Last weekend was the Academy Award presentations. Fittingly, just before I had my first theatrical success -- with Actors.
Actors are a Scala abstraction for multiprocessing. I've only really played with multiprocessing once, back in my waning days at Harvard. I tried writing some multithreaded Java code, and the results were pretty ugly. The code soon became cluttered with locks and unlocks and synchronized keywords, but my programs still locked up consistently. Multiple processes can be a real headache.
But, there's also the benefit -- especially since I have a brand new smoking fast oligoprocessor box (I keep some mystery in the precise number). Tools such as bowtie and BWA are multithreaded, but it would be useful to have some of the downstream data crunching tools enabled as well.

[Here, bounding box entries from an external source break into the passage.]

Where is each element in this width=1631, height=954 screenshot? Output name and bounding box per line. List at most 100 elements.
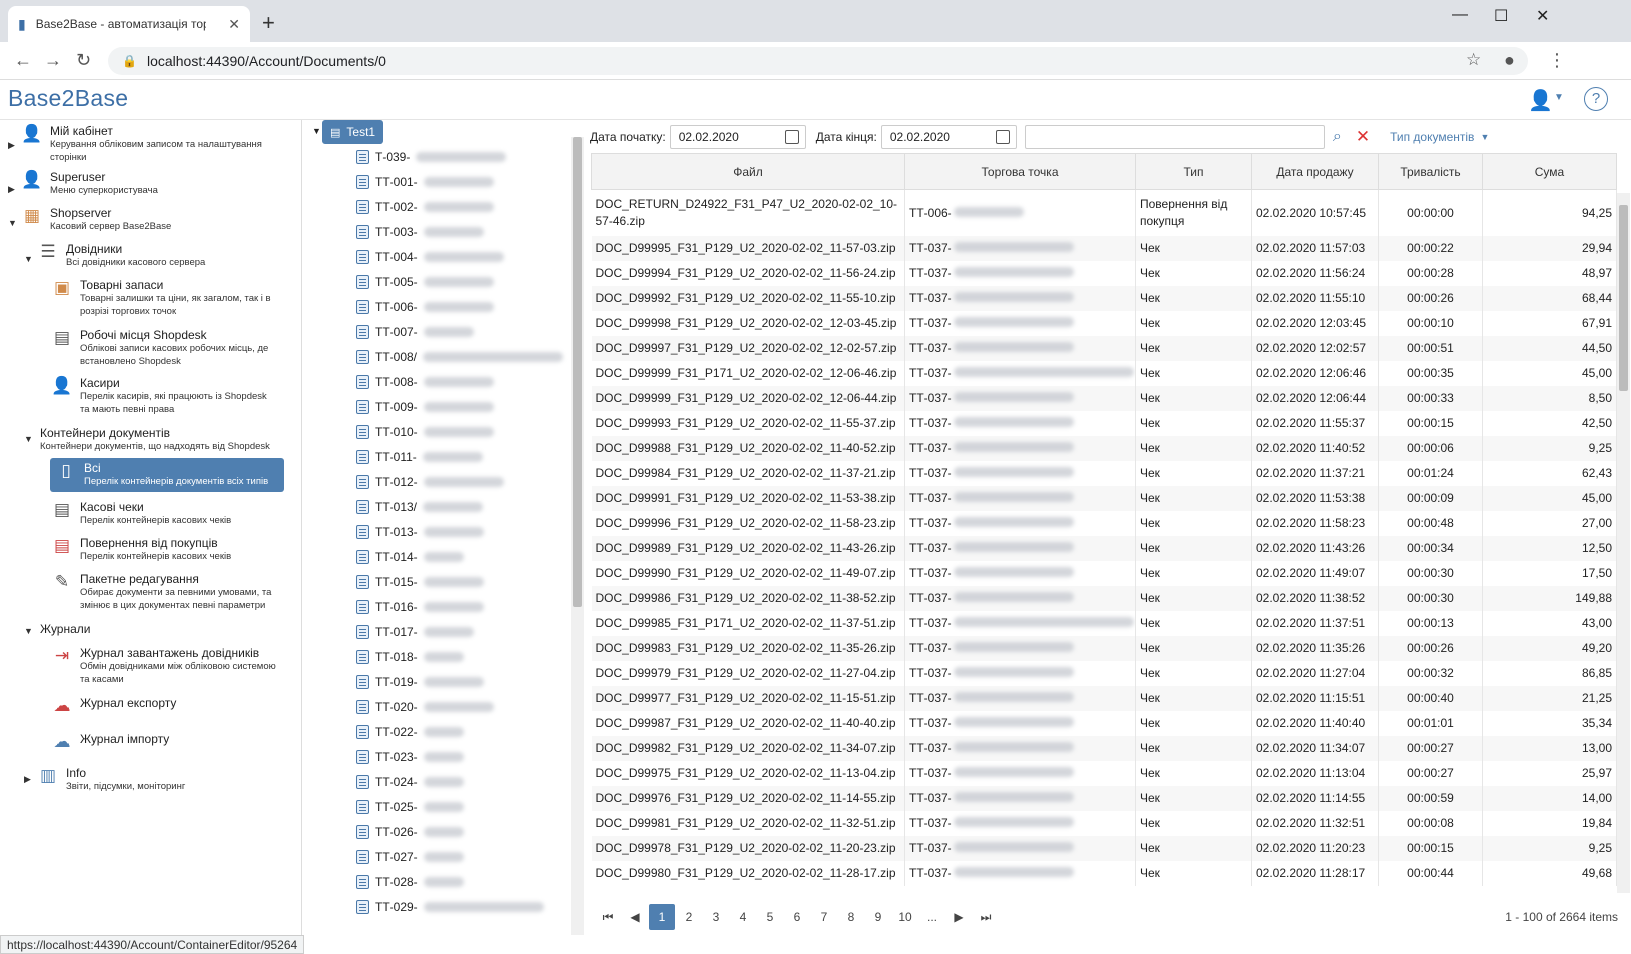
store-item[interactable]: ТТ-008/ [356, 350, 564, 364]
nav-journals[interactable]: Журнали [40, 622, 240, 636]
table-scrollbar[interactable] [1617, 193, 1630, 893]
table-row[interactable]: DOC_D99976_F31_P129_U2_2020-02-02_11-14-… [591, 785, 1617, 811]
store-item[interactable]: ТТ-018- [356, 650, 464, 664]
end-date-input[interactable]: 02.02.2020 [880, 125, 1017, 149]
scroll-thumb[interactable] [573, 137, 582, 607]
table-row[interactable]: DOC_D99995_F31_P129_U2_2020-02-02_11-57-… [591, 235, 1617, 261]
page-button[interactable]: 9 [865, 904, 891, 930]
page-button[interactable]: 2 [676, 904, 702, 930]
nav-shopserver[interactable]: ▦ Shopserver Касовий сервер Base2Base [20, 206, 290, 233]
nav-batch[interactable]: ✎ Пакетне редагування Обирає документи за… [50, 572, 276, 612]
table-row[interactable]: DOC_D99988_F31_P129_U2_2020-02-02_11-40-… [591, 435, 1617, 461]
table-row[interactable]: DOC_D99981_F31_P129_U2_2020-02-02_11-32-… [591, 810, 1617, 836]
user-icon[interactable]: 👤 [1528, 88, 1553, 113]
store-item[interactable]: ТТ-014- [356, 550, 464, 564]
table-row[interactable]: DOC_D99990_F31_P129_U2_2020-02-02_11-49-… [591, 560, 1617, 586]
table-row[interactable]: DOC_D99982_F31_P129_U2_2020-02-02_11-34-… [591, 735, 1617, 761]
nav-import-journal[interactable]: ☁ Журнал імпорту [50, 732, 276, 758]
minimize-button[interactable]: — [1452, 6, 1468, 24]
store-item[interactable]: ТТ-010- [356, 425, 494, 439]
store-item[interactable]: ТТ-008- [356, 375, 494, 389]
forward-icon[interactable]: → [44, 50, 62, 71]
table-row[interactable]: DOC_D99979_F31_P129_U2_2020-02-02_11-27-… [591, 660, 1617, 686]
scroll-thumb[interactable] [1619, 205, 1628, 391]
table-row[interactable]: DOC_D99999_F31_P129_U2_2020-02-02_12-06-… [591, 385, 1617, 411]
store-item[interactable]: ТТ-006- [356, 300, 494, 314]
store-item[interactable]: ТТ-012- [356, 475, 504, 489]
nav-returns[interactable]: ▤ Повернення від покупців Перелік контейн… [50, 536, 276, 563]
nav-superuser[interactable]: 👤 Superuser Меню суперкористувача [20, 170, 290, 197]
column-header[interactable]: Сума [1482, 153, 1617, 190]
nav-export-journal[interactable]: ☁ Журнал експорту [50, 696, 276, 722]
nav-receipts[interactable]: ▤ Касові чеки Перелік контейнерів касових… [50, 500, 276, 527]
page-button[interactable]: 7 [811, 904, 837, 930]
calendar-icon[interactable] [784, 130, 799, 144]
next-page-button[interactable]: ▶ [946, 904, 972, 930]
column-header[interactable]: Файл [591, 153, 905, 190]
expand-icon[interactable]: ▶ [8, 140, 15, 151]
page-button[interactable]: 3 [703, 904, 729, 930]
chevron-down-icon[interactable]: ▼ [1480, 132, 1489, 142]
nav-all[interactable]: ▯ Всі Перелік контейнерів документів всіх… [50, 458, 284, 492]
store-item[interactable]: ТТ-009- [356, 400, 494, 414]
reload-icon[interactable]: ↻ [76, 50, 91, 71]
collapse-icon[interactable]: ▼ [312, 126, 321, 136]
store-root[interactable]: ▤ Test1 [322, 120, 384, 144]
store-item[interactable]: ТТ-013/ [356, 500, 484, 514]
store-item[interactable]: ТТ-003- [356, 225, 484, 239]
nav-info[interactable]: ▥ Info Звіти, підсумки, моніторинг [36, 766, 286, 793]
url-field[interactable]: 🔒 localhost:44390/Account/Documents/0 [108, 47, 1528, 75]
column-header[interactable]: Дата продажу [1251, 153, 1379, 190]
nav-load-journal[interactable]: ⇥ Журнал завантажень довідників Обмін дов… [50, 646, 276, 686]
store-item[interactable]: ТТ-024- [356, 775, 464, 789]
help-icon[interactable]: ? [1584, 87, 1608, 111]
table-row[interactable]: DOC_D99986_F31_P129_U2_2020-02-02_11-38-… [591, 585, 1617, 611]
store-item[interactable]: ТТ-016- [356, 600, 484, 614]
page-button[interactable]: 8 [838, 904, 864, 930]
page-button[interactable]: 6 [784, 904, 810, 930]
new-tab-button[interactable]: + [262, 10, 275, 36]
nav-my-cabinet[interactable]: 👤 Мій кабінет Керування обліковим записом… [20, 124, 290, 164]
table-row[interactable]: DOC_D99997_F31_P129_U2_2020-02-02_12-02-… [591, 335, 1617, 361]
store-item[interactable]: ТТ-017- [356, 625, 474, 639]
start-date-input[interactable]: 02.02.2020 [669, 125, 806, 149]
calendar-icon[interactable] [995, 130, 1010, 144]
store-item[interactable]: ТТ-019- [356, 675, 484, 689]
store-item[interactable]: ТТ-001- [356, 175, 494, 189]
store-item[interactable]: ТТ-029- [356, 900, 544, 914]
profile-icon[interactable]: ● [1504, 50, 1515, 71]
store-item[interactable]: ТТ-022- [356, 725, 464, 739]
nav-containers[interactable]: Контейнери документів Контейнери документ… [40, 426, 290, 453]
store-item[interactable]: ТТ-005- [356, 275, 494, 289]
table-row[interactable]: DOC_D99994_F31_P129_U2_2020-02-02_11-56-… [591, 260, 1617, 286]
store-item[interactable]: ТТ-004- [356, 250, 504, 264]
page-button[interactable]: 1 [649, 904, 675, 930]
collapse-icon[interactable]: ▼ [8, 218, 17, 228]
store-item[interactable]: ТТ-011- [356, 450, 483, 464]
column-header[interactable]: Тривалість [1378, 153, 1483, 190]
table-row[interactable]: DOC_D99978_F31_P129_U2_2020-02-02_11-20-… [591, 835, 1617, 861]
expand-icon[interactable]: ▶ [8, 184, 15, 195]
doc-type-dropdown[interactable]: Тип документів [1390, 130, 1474, 144]
nav-cashiers[interactable]: 👤 Касири Перелік касирів, які працюють із… [50, 376, 276, 416]
collapse-icon[interactable]: ▼ [24, 626, 33, 636]
expand-icon[interactable]: ▶ [24, 774, 31, 785]
page-button[interactable]: ... [919, 904, 945, 930]
table-row[interactable]: DOC_D99989_F31_P129_U2_2020-02-02_11-43-… [591, 535, 1617, 561]
store-item[interactable]: ТТ-020- [356, 700, 494, 714]
back-icon[interactable]: ← [14, 50, 32, 71]
stores-scrollbar[interactable] [571, 137, 584, 935]
table-row[interactable]: DOC_D99984_F31_P129_U2_2020-02-02_11-37-… [591, 460, 1617, 486]
table-row[interactable]: DOC_RETURN_D24922_F31_P47_U2_2020-02-02_… [591, 189, 1617, 236]
collapse-icon[interactable]: ▼ [24, 434, 33, 444]
store-item[interactable]: ТТ-015- [356, 575, 484, 589]
first-page-button[interactable]: ⏮ [595, 904, 621, 930]
store-item[interactable]: ТТ-002- [356, 200, 494, 214]
table-row[interactable]: DOC_D99977_F31_P129_U2_2020-02-02_11-15-… [591, 685, 1617, 711]
search-input[interactable] [1024, 125, 1325, 149]
table-row[interactable]: DOC_D99996_F31_P129_U2_2020-02-02_11-58-… [591, 510, 1617, 536]
store-item[interactable]: Т-039- [356, 150, 507, 164]
page-button[interactable]: 4 [730, 904, 756, 930]
table-row[interactable]: DOC_D99992_F31_P129_U2_2020-02-02_11-55-… [591, 285, 1617, 311]
browser-tab[interactable]: ▮ Base2Base - автоматизація торг ✕ [8, 6, 250, 42]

Actors are a high level abstraction which relies on message passing. Each Actor (or non-Actor process) communicates with other Actors by sending an object. The Actor figures out what sort of object has been thrown its way and acts on it. A given Actor will execute its tasks in the order given, but across the cast there is no guarantees; everything is asynchronous. Each Actor behaves as if it has its own thread, though in reality a pool of worker threads manages the execution of the Actors -- threads tend to be heavyweight to start up, so this scheme minimizes that overhead and thereby encourages casts of millions -- but I won't emulate de Mille for some time.
My first round of experiments left me with new bruises -- but I did come out on top. Some lessons learned are below.
First, get the screenplay nailed down as much as possible before involving the Actors. Debugging multithreaded code brings on its own headaches; don't bring down that mess of trouble before you need to. For example, in the IDE I am using (Eclipse with the Scala plug-in, which some day I will rant about) if you hit a debugging breakpoint in one thread the others keep going. In my case, that meant a println statement from my master process saying "I'm waiting for an Actor to finish" -- which kept printing and thereby prevented me from examining variables (because in Eclipse, if Console is being written to it automatically pops to center stage).
A corollary to this is after several iterations I had improved the algorithm so much it probably didn't need Actors any more! I really should time it with 0, 1 and 2 Actors (and both permutations of 1 actor -- the code runs in 3 stages and a single actor can do either the last one or the last two) -- the code is about 2/3 of the way to enabling that. Actually, one reason I went through a final bit of algorithmic rethink was the fact that the Actor enabled code was still a time pig -- the rethought version ran like a greased pig.
Second, remember the abstraction -- everything is passed as messages and these messages may be processed asynchronously. More importantly, always pretend that the messages are being passed by some degree of copying. An early version of my code ignored this and had code trying to change an object which had been thrown to an Actor. This is a serious no-no and leads to unpredictable results. You give stage commands to your Actors and then let them work!
Third, make sure you let them finish reciting their lines! My first master thread didn't bother to check if all the Actors were done -- which led to all sorts of interesting run-to-run variation in output which was mystifying (until I realized it was the synchrony problem). Checking for being done isn't trivial either. One way is to have a flag variable in your Actor which is set when it runs out of things to do. That's good -- as long as you can easily figure out how to set it. You can also look to see if an Actor is done processing messages -- except checking for an empty mailbox doesn't guarantee it is done processing that last message, only that it has picked it up. One approach that worked for my problem, since it is a simple pipelining exercise, is to have Actors throw "NOP" messages at themselves prior to doing any long process -- especially when the master thread sends them a "FLUSH" command to mark the end of the input stream. Such No OPeration messages keep the mailbox full until it gets done with the real work.
So, I have a working production. I'll be judicious in how I use this, as I have discovered the challenges (in addition to the problems I solved above, there is a way to send synchronous messages to Actors -- which I could not get to behave). But, I am already thinking of the next Actor-based addition to some of my code -- and my current treatment is pretty complicated. But, a plot snip here and a script change there and I should be ready for tryouts!